REPUBLIKA.CO.ID, BANDUNG -- Hari Pendidikan Tinggi Teknik di Indonesia ke-94 pada Kamis (3/7), diperingati Institut Teknologi Bandung (ITB) dengan memberi penghargaan kepada beberapa tokoh yang telah berperan besar dalam pengembangan ilmu pengetahuan, teknologi dan seni.
Acara penganugerahan dilaksanakan di Aula Barat, Kampus ITB, disaksikan oleh Majelis Wali Amanat, Majelis Guru Besar, para tamu undangan dan wakil mahasiswa. Salah satu penerima penghargaan Ganesha Wirya Jasa Utama adalah Triharyo Soesilo atau yang lebih akrab dipanggil Hengki.
Dia adalah alumni jurusan Teknik Kimia ITB angkatan 1977. Hengki lulus dari ITB pada 1981, dan kemudian mengambil Master of Chemical Engineering di University of Arizona dalam bidang perancangan pabrik. "Saya bersyukur dan mengucapkan rasa terima kasih atas penghargaan yang luar biasa ini," katanya.
Selama hampir 30 tahun, Hengki meniti karier di PT Rekayasa Industri (Rekind) dari seorang insinyur ahli proses, sampai menjadi direktur utama (Dirut) selama enam tahun mulai 2004 sampai dengan 2010.
Karya-karyanya bersama para insinyur di Rekind adalah membangun pabrik-pabrik pupuk, semen, kilang BBM, kilang LNG, pabrik Biodiesel, pipa bawah laut menyeberangi selat sunda, pembangkit listrik yang bertenaga uap, gas, dan panas bumi, serta banyak pabrik Petrokimia.
Sebagian besar karya-karya tersebut adalah karya perdana putra-putri Indonesia dalam berbagai industri. Selain di Indonesia, Hengki bersama insinyur Rekind juga membangun pabrik pupuk dan kilang minyak di Malaysia, serta pabrik Petrokimia Methanol di Brunei.
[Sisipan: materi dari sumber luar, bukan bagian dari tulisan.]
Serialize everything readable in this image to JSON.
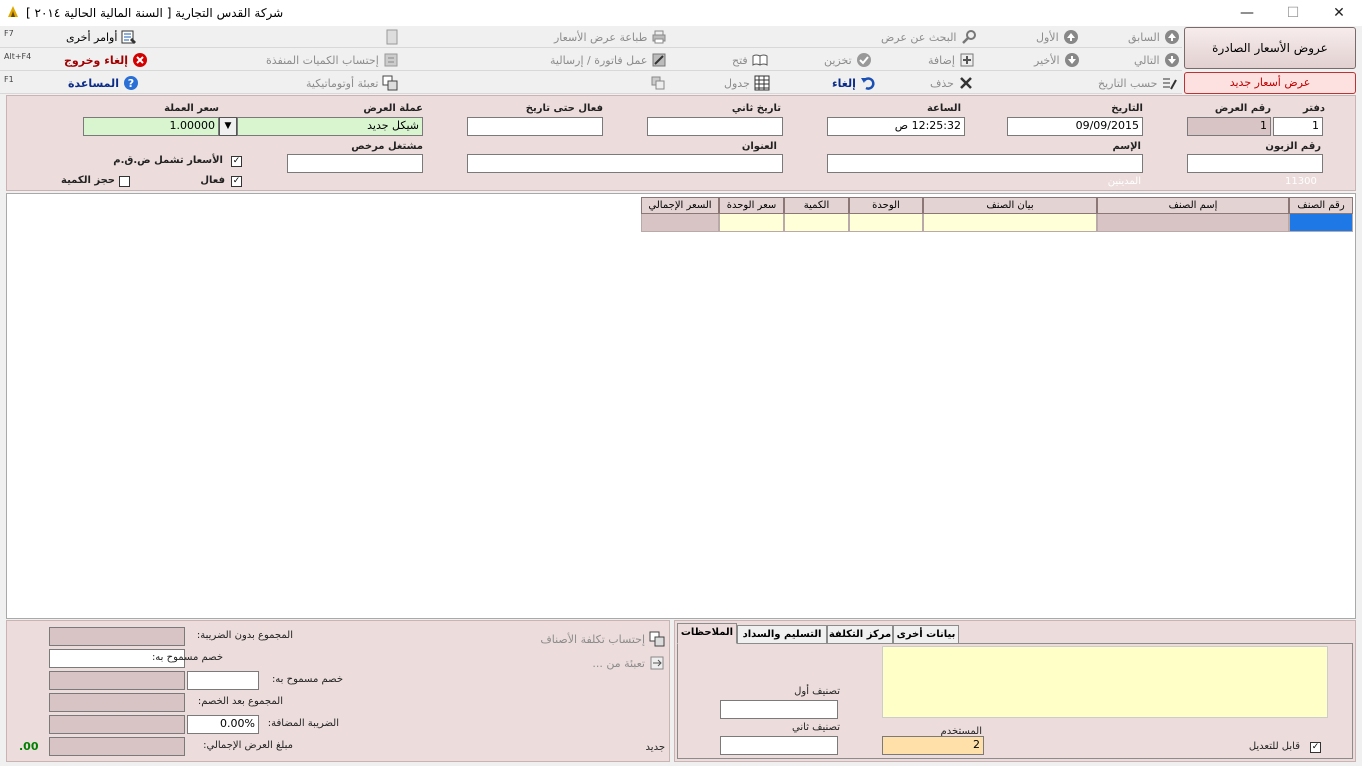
{
  "window": {
    "title": "شركة القدس التجارية  [ السنة المالية الحالية ٢٠١٤ ]",
    "minimize": "—",
    "maximize": "☐",
    "close": "✕"
  },
  "toolbar": {
    "row1": {
      "previous": "السابق",
      "first": "الأول",
      "search": "البحث عن عرض",
      "print": "طباعة عرض الأسعار",
      "other": "أوامر أخرى",
      "fkey": "F7"
    },
    "row2": {
      "next": "التالي",
      "last": "الأخير",
      "add": "إضافة",
      "save": "تخزين",
      "open": "فتح",
      "invoice": "عمل فاتورة / إرسالية",
      "calc_qty": "إحتساب الكميات المنفذة",
      "cancel_exit": "إلغاء وخروج",
      "fkey": "Alt+F4"
    },
    "row3": {
      "by_date": "حسب التاريخ",
      "delete": "حذف",
      "cancel": "إلغاء",
      "table": "جدول",
      "autofill": "تعبئة أوتوماتيكية",
      "help": "المساعدة",
      "fkey": "F1"
    },
    "issued_quotes_button": "عروض الأسعار الصادرة",
    "new_quote_button": "عرض أسعار جديد"
  },
  "header": {
    "book_label": "دفتر",
    "book_value": "1",
    "quote_no_label": "رقم العرض",
    "quote_no_value": "1",
    "date_label": "التاريخ",
    "date_value": "09/09/2015",
    "time_label": "الساعة",
    "time_value": "12:25:32 ص",
    "second_date_label": "تاريخ ثاني",
    "second_date_value": "",
    "valid_until_label": "فعال حتى تاريخ",
    "valid_until_value": "",
    "currency_label": "عملة العرض",
    "currency_value": "شيكل جديد",
    "rate_label": "سعر العملة",
    "rate_value": "1.00000",
    "customer_no_label": "رقم الزبون",
    "customer_no_value": "",
    "name_label": "الإسم",
    "name_value": "",
    "address_label": "العنوان",
    "address_value": "",
    "licensed_label": "مشتغل مرخص",
    "licensed_value": "",
    "vat_incl_label": "الأسعار تشمل ض.ق.م",
    "vat_incl_checked": "✓",
    "active_label": "فعال",
    "active_checked": "✓",
    "reserve_label": "حجز الكمية",
    "reserve_checked": "",
    "account_no": "11300",
    "account_name": "المدينين"
  },
  "grid": {
    "columns": [
      "رقم الصنف",
      "إسم الصنف",
      "بيان الصنف",
      "الوحدة",
      "الكمية",
      "سعر الوحدة",
      "السعر الإجمالي"
    ]
  },
  "totals": {
    "calc_cost": "إحتساب تكلفة الأصناف",
    "fill_from": "تعبئة من ...",
    "subtotal_label": "المجموع بدون الضريبة:",
    "subtotal_value": "",
    "discount1_label": "خصم مسموح به:",
    "discount1_value": "",
    "discount2_label": "خصم مسموح به:",
    "discount2_pct": "",
    "discount2_value": "",
    "after_discount_label": "المجموع بعد الخصم:",
    "after_discount_value": "",
    "vat_label": "الضريبة المضافة:",
    "vat_pct": "0.00%",
    "vat_value": "",
    "total_label": "مبلغ  العرض الإجمالي:",
    "total_value": "",
    "total_side": ".00",
    "status": "جديد"
  },
  "tabs": {
    "items": [
      "بيانات أخرى",
      "مركز التكلفة",
      "التسليم والسداد",
      "الملاحظات"
    ],
    "active": "الملاحظات",
    "notes_value": "",
    "class1_label": "تصنيف أول",
    "class1_value": "",
    "class2_label": "تصنيف ثاني",
    "class2_value": "",
    "user_label": "المستخدم",
    "user_value": "2",
    "editable_label": "قابل للتعديل",
    "editable_checked": "✓"
  }
}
Beberapa pabrik tersebut juga merupakan karya pertama putra-putri Indonesia di luar negeri.
Penyelesaian pembanguan pabrik-pabrik industri yang dilakukan bersama insinyur Rekind, mendapatkan banyak penghargaan, antara lain penghargaan dari Persatuan Insinyur Indonesia, penghargaan ASEAN Engineering award, Asia Pacific Innovation award dan juga penghargaan Rintisan Teknologi yang diberikan Presiden Susilo Bambang Yudhoyono (SBY).
Setelah menyelesaikan kariernya di PT Rekayasa Industri, Hengki kemudian mengemban amanah sebagai Komisaris PT Pertamina (Persero) dari tahun 2010 sampai 2012. Bersama para insinyur Pertamina, Hengki antara lain ikut memecahkan problem ledakan tabung LPG dan mendorong percepatan dimulainya proyek Cepu.
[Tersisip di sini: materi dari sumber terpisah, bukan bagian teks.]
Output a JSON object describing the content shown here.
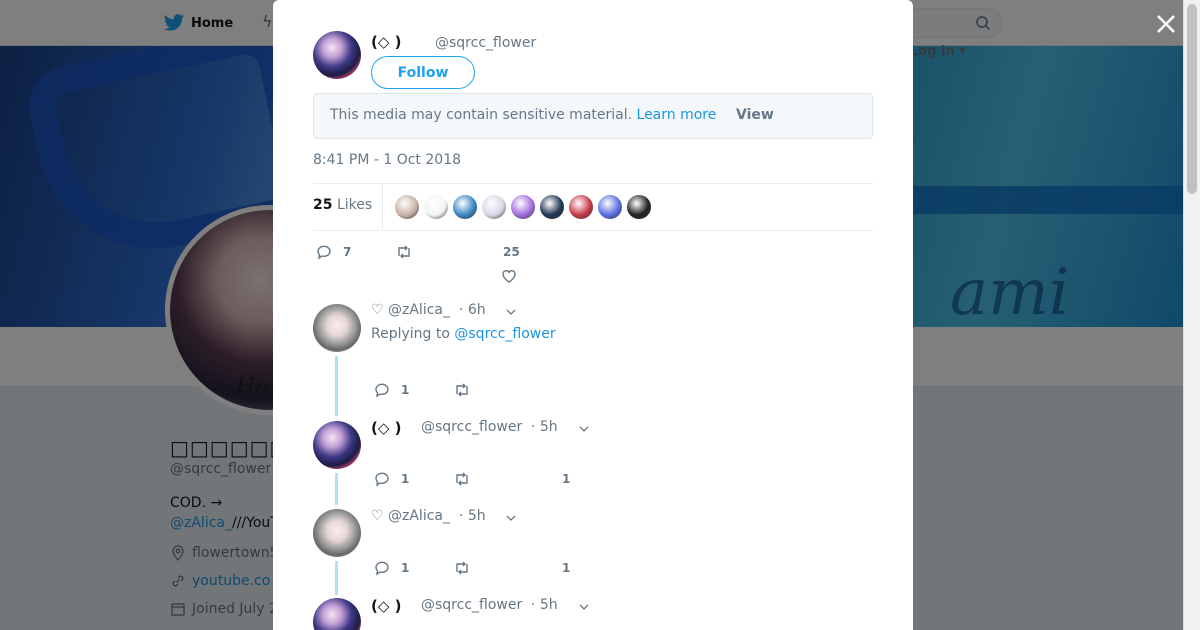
{
  "topnav": {
    "home_label": "Home",
    "login_label": "Log in"
  },
  "profile": {
    "display_name": "□□□□□□(□<",
    "handle": "@sqrcc_flower",
    "bio_line1": "COD. →",
    "bio_link": "@zAlica_",
    "bio_rest": "///YouT",
    "location": "flowertown5",
    "website": "youtube.co",
    "joined": "Joined July 2",
    "banner_text": "ami"
  },
  "tweet": {
    "author_name": "(◇ )",
    "author_handle": "@sqrcc_flower",
    "follow_label": "Follow",
    "sensitive_text": "This media may contain sensitive material.",
    "learn_more": "Learn more",
    "view_label": "View",
    "timestamp": "8:41 PM - 1 Oct 2018",
    "likes_count": "25",
    "likes_label": "Likes",
    "reply_count": "7",
    "like_action_count": "25"
  },
  "likers": [
    {
      "color": "#c9b2a8"
    },
    {
      "color": "#f4f4f4"
    },
    {
      "color": "#3a86c4"
    },
    {
      "color": "#d8d8e8"
    },
    {
      "color": "#a26ee0"
    },
    {
      "color": "#1f3656"
    },
    {
      "color": "#c83a4a"
    },
    {
      "color": "#5a6ee0"
    },
    {
      "color": "#222222"
    }
  ],
  "replies": [
    {
      "name": "♡ @zAlica_",
      "time": "· 6h",
      "replying_label": "Replying to",
      "replying_handle": "@sqrcc_flower",
      "reply_count": "1"
    },
    {
      "name": "(◇ )",
      "handle": "@sqrcc_flower",
      "time": "· 5h",
      "reply_count": "1",
      "like_count": "1"
    },
    {
      "name": "♡ @zAlica_",
      "time": "· 5h",
      "reply_count": "1",
      "like_count": "1"
    },
    {
      "name": "(◇ )",
      "handle": "@sqrcc_flower",
      "time": "· 5h"
    }
  ],
  "colors": {
    "accent": "#1da1f2",
    "link": "#1b95e0",
    "muted": "#657786",
    "thread": "#b3dff6"
  }
}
Tidak hanya itu, ia juga mempercepat pembangunan Kilang RFCC di Cilacap dan mengupayakan pengolahan semaksimal mungkin minyak mentah Indonesia, untuk diolah pada kilang-kilang Pertamina.
Atas capaiannya itu, pada 2010-2012, terjadilah surplus devisa ekspor-impor migas Pertamina yang terus meningkat, pada 2009, 2010 dan 2011. Sehingga devisa Indonesia relatif kuat dan nilai tukar Rupiah stabil, pada kisaran Rp 8 ribu. Namun sesudah tahun-tahun tersebut, ekspor-impor migas mengalami defisit yang semakin melebar dan nilai tukar Rupiah jatuh.
Saat ini Hengki sedang mendalami dan terus berupaya untuk mengembangkan energi panas bumi, selaku CEO sebuah perusahaan energi panas bumi terkemuka, yang memiliki wilayah kerja di Sumatra Barat, Sumatra Selatan, dan Lampung.